Stifel’s Benjamin E. Mogil believes Scripps Networks Interactive, Inc. SNI gains affiliate fees from only two channels, while the large addressable markets for these channels are likely to aid OTT MVPD carriage discussions.
Mogil upgraded the rating on the company from Hold to Buy, with a price target of $75.
Affiliate Trends
“Our view is predicated on stronger than expected domestic advertising trends, which increase our estimates above FY guidance, coupled with our view of above peer group underlying affiliate fee growth,” the analyst explained.
Mogil mentioned that the above peer underlying affiliate trends in the mid to high single digits in 2016 is being masked by the rate card harmonization from the two large mergers.
The analyst expects Scripps Networks to see stronger core affiliate trends in 2017, as the impact of the mergers lapse and the late 2016 contracts become effective.

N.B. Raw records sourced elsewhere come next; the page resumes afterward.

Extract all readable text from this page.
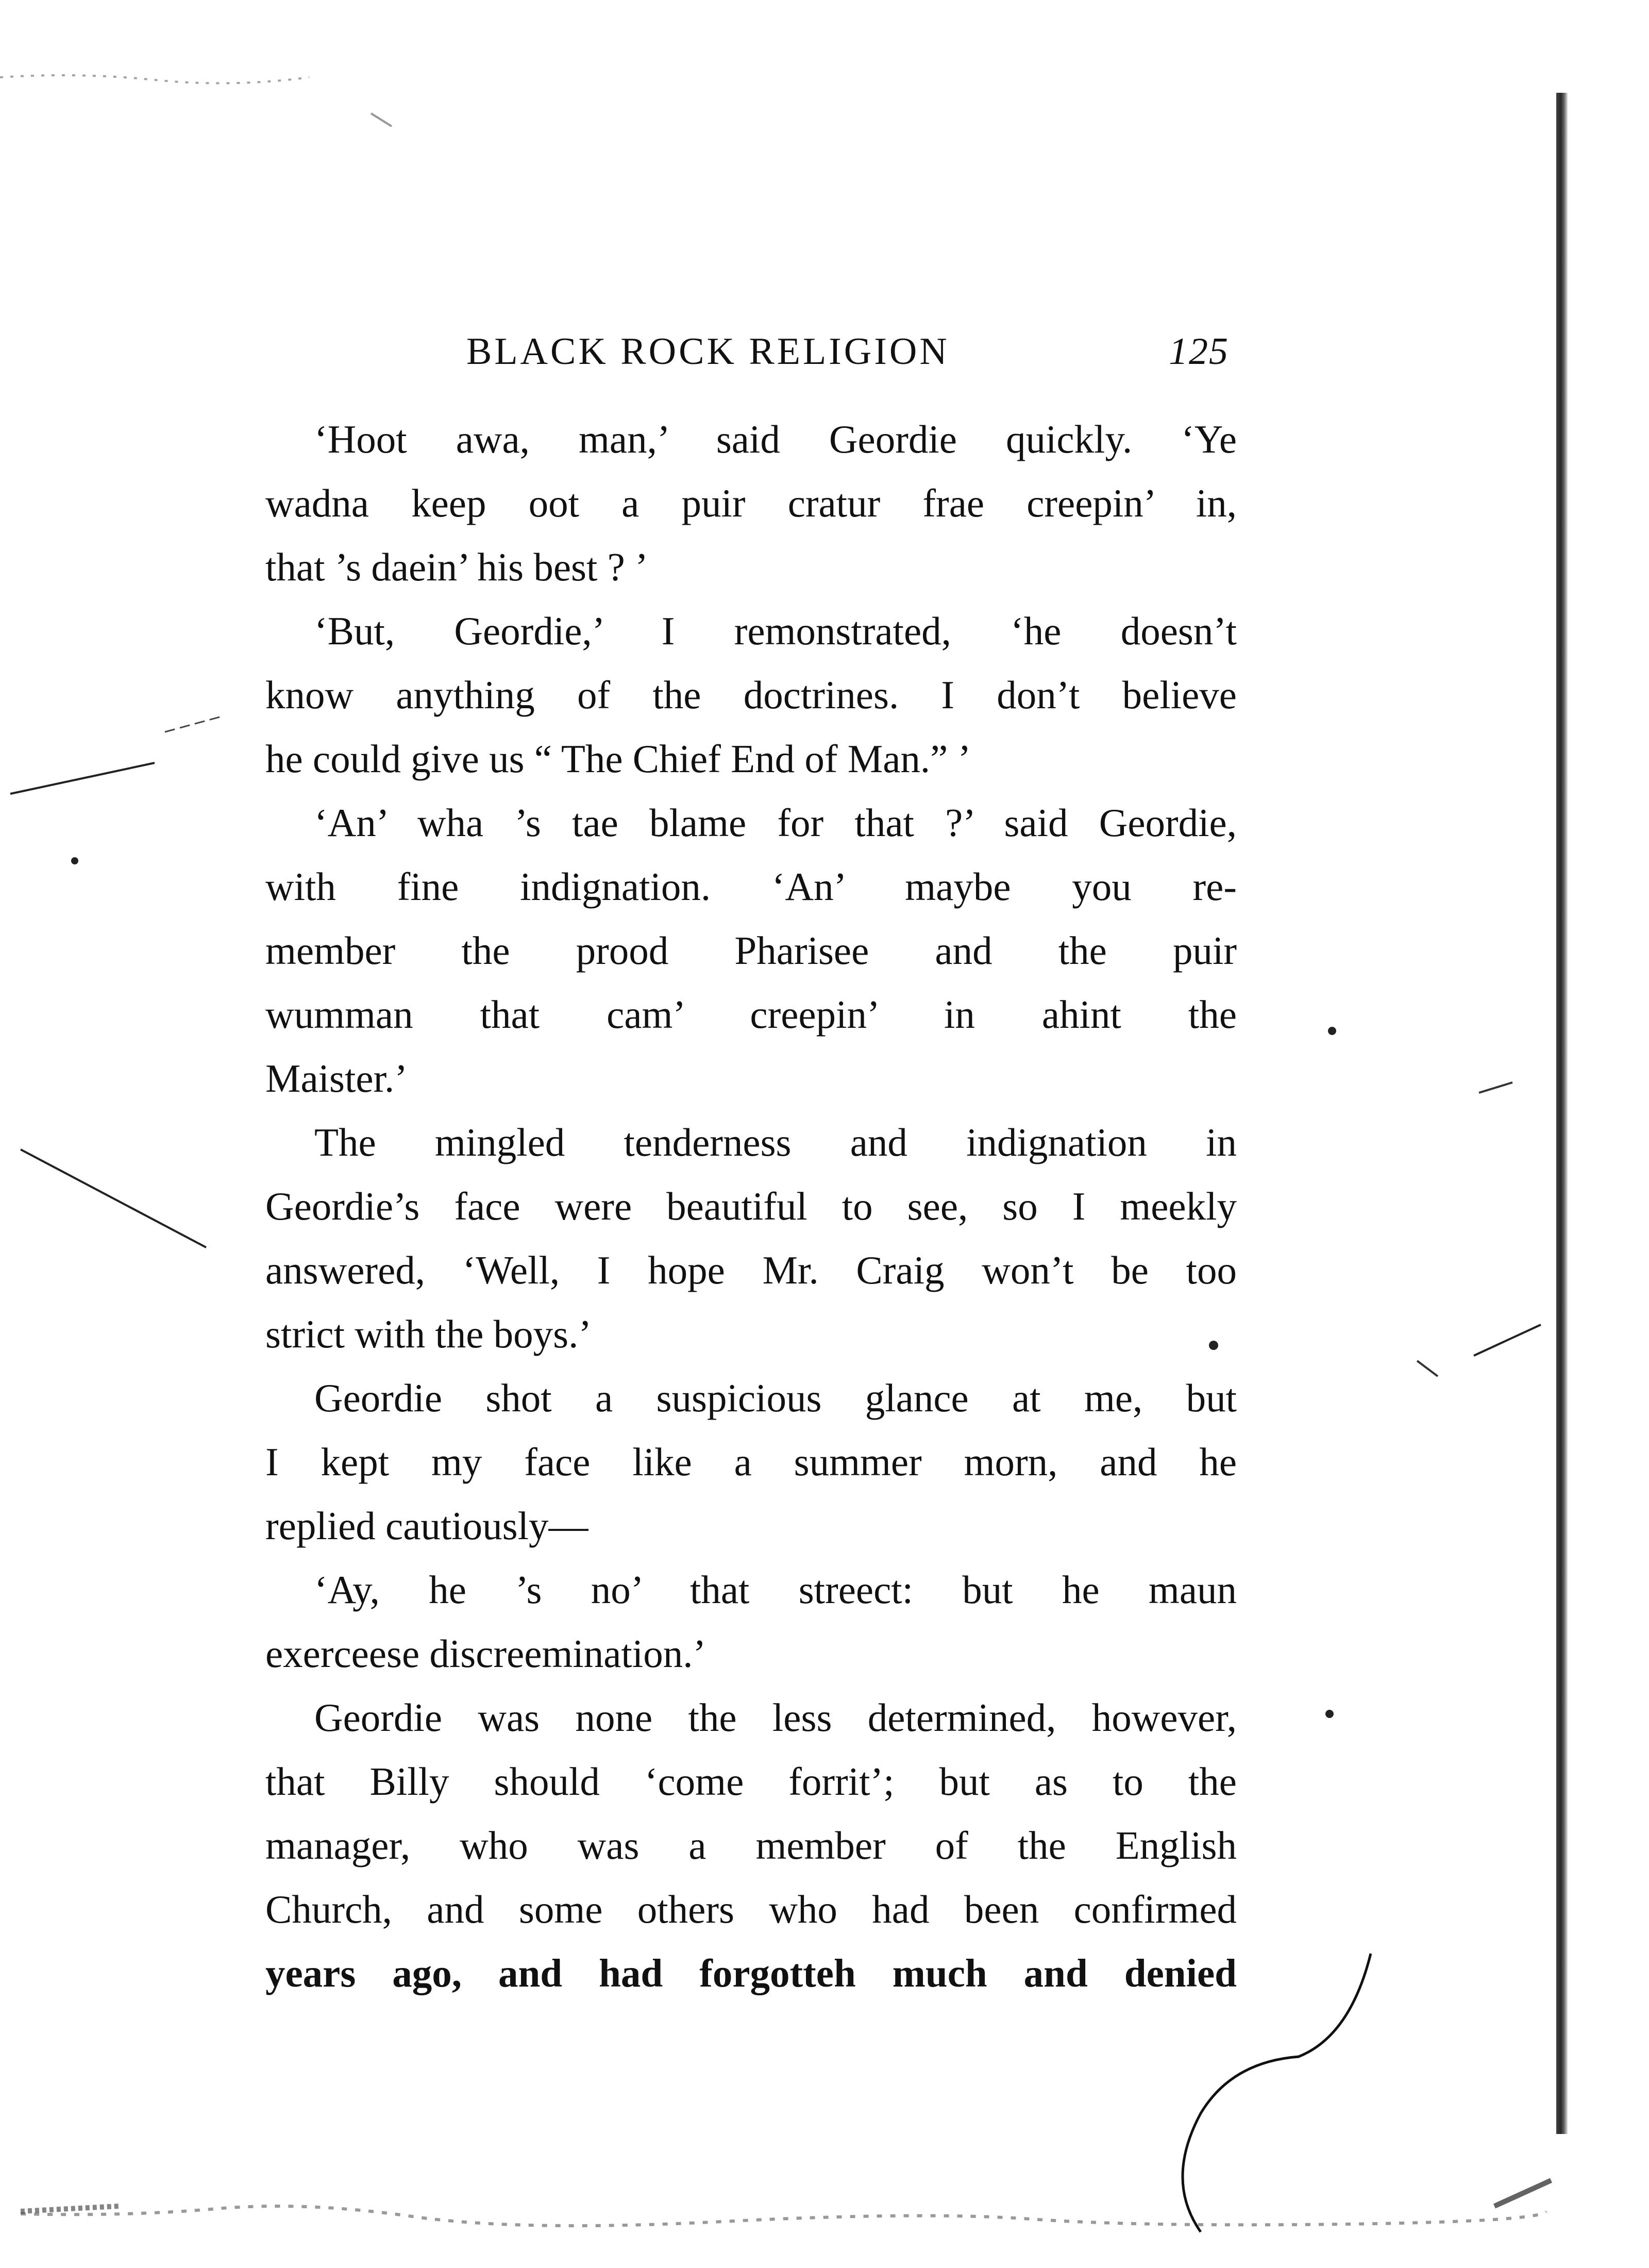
BLACK ROCK RELIGION	125
‘Hoot awa, man,’ said Geordie quickly. ‘Ye
wadna keep oot a puir cratur frae creepin’ in,
that ’s daein’ his best ? ’
‘But, Geordie,’ I remonstrated, ‘he doesn’t
know anything of the doctrines. I don’t believe
he could give us “ The Chief End of Man.” ’
‘An’ wha ’s tae blame for that ?’ said Geordie,
with fine indignation. ‘An’ maybe you re-
member the prood Pharisee and the puir
wumman that cam’ creepin’ in ahint the
Maister.’
The mingled tenderness and indignation in
Geordie’s face were beautiful to see, so I meekly
answered, ‘Well, I hope Mr. Craig won’t be too
strict with the boys.’
Geordie shot a suspicious glance at me, but
I kept my face like a summer morn, and he
replied cautiously—
‘Ay, he ’s no’ that streect: but he maun
exerceese discreemination.’
Geordie was none the less determined, however,
that Billy should ‘come forrit’; but as to the
manager, who was a member of the English
Church, and some others who had been confirmed
years ago, and had forgotteh much and denied
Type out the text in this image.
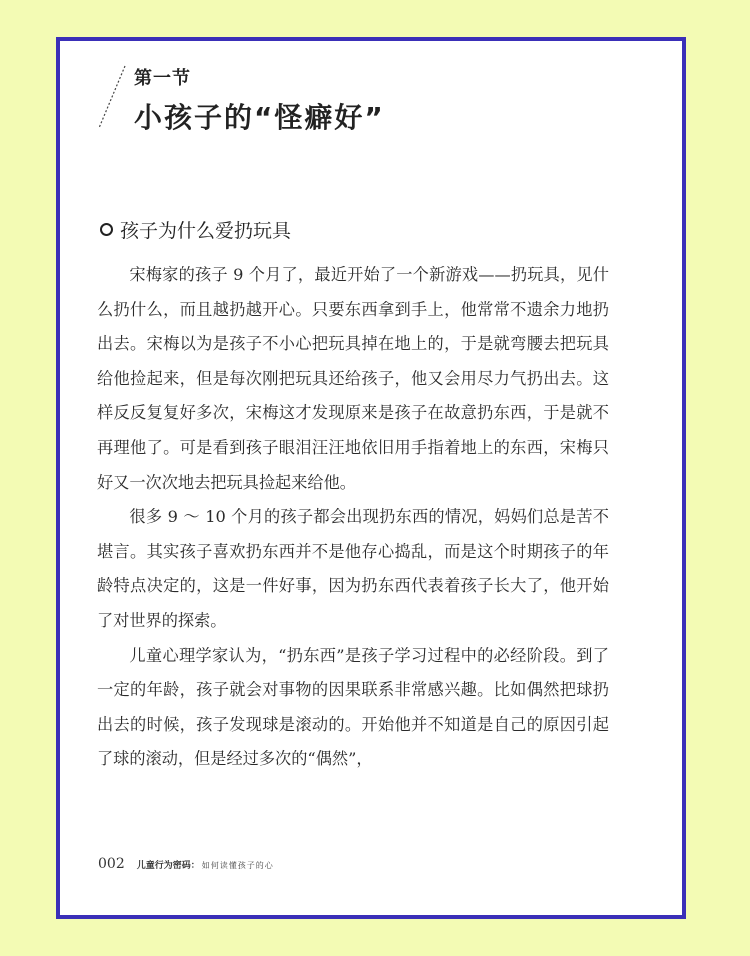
第一节
小孩子的“怪癖好”
孩子为什么爱扔玩具

宋梅家的孩子 9 个月了，最近开始了一个新游戏——扔玩具，见什么扔什么，而且越扔越开心。只要东西拿到手上，他常常不遗余力地扔出去。宋梅以为是孩子不小心把玩具掉在地上的，于是就弯腰去把玩具给他捡起来，但是每次刚把玩具还给孩子，他又会用尽力气扔出去。这样反反复复好多次，宋梅这才发现原来是孩子在故意扔东西，于是就不再理他了。可是看到孩子眼泪汪汪地依旧用手指着地上的东西，宋梅只好又一次次地去把玩具捡起来给他。

很多 9 ～ 10 个月的孩子都会出现扔东西的情况，妈妈们总是苦不堪言。其实孩子喜欢扔东西并不是他存心捣乱，而是这个时期孩子的年龄特点决定的，这是一件好事，因为扔东西代表着孩子长大了，他开始了对世界的探索。

儿童心理学家认为，“扔东西”是孩子学习过程中的必经阶段。到了一定的年龄，孩子就会对事物的因果联系非常感兴趣。比如偶然把球扔出去的时候，孩子发现球是滚动的。开始他并不知道是自己的原因引起了球的滚动，但是经过多次的“偶然”，

002 儿童行为密码： 如何读懂孩子的心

“We believe that the concerns over the company's core fully distributed channels not being part of going forward OTT MVPD bundles, notably Hulu, is likely overblown,” Mogil stated.
Estimates
The analyst mentioned that the Q2 estimates had been left largely unchanged, given the stronger domestic advertising being partially offset by increased programming and promotional costs.
However, the full year estimates have been raised to reflect the increase in advertising in Q2 being mostly incremental, rather than a shift from 2H16.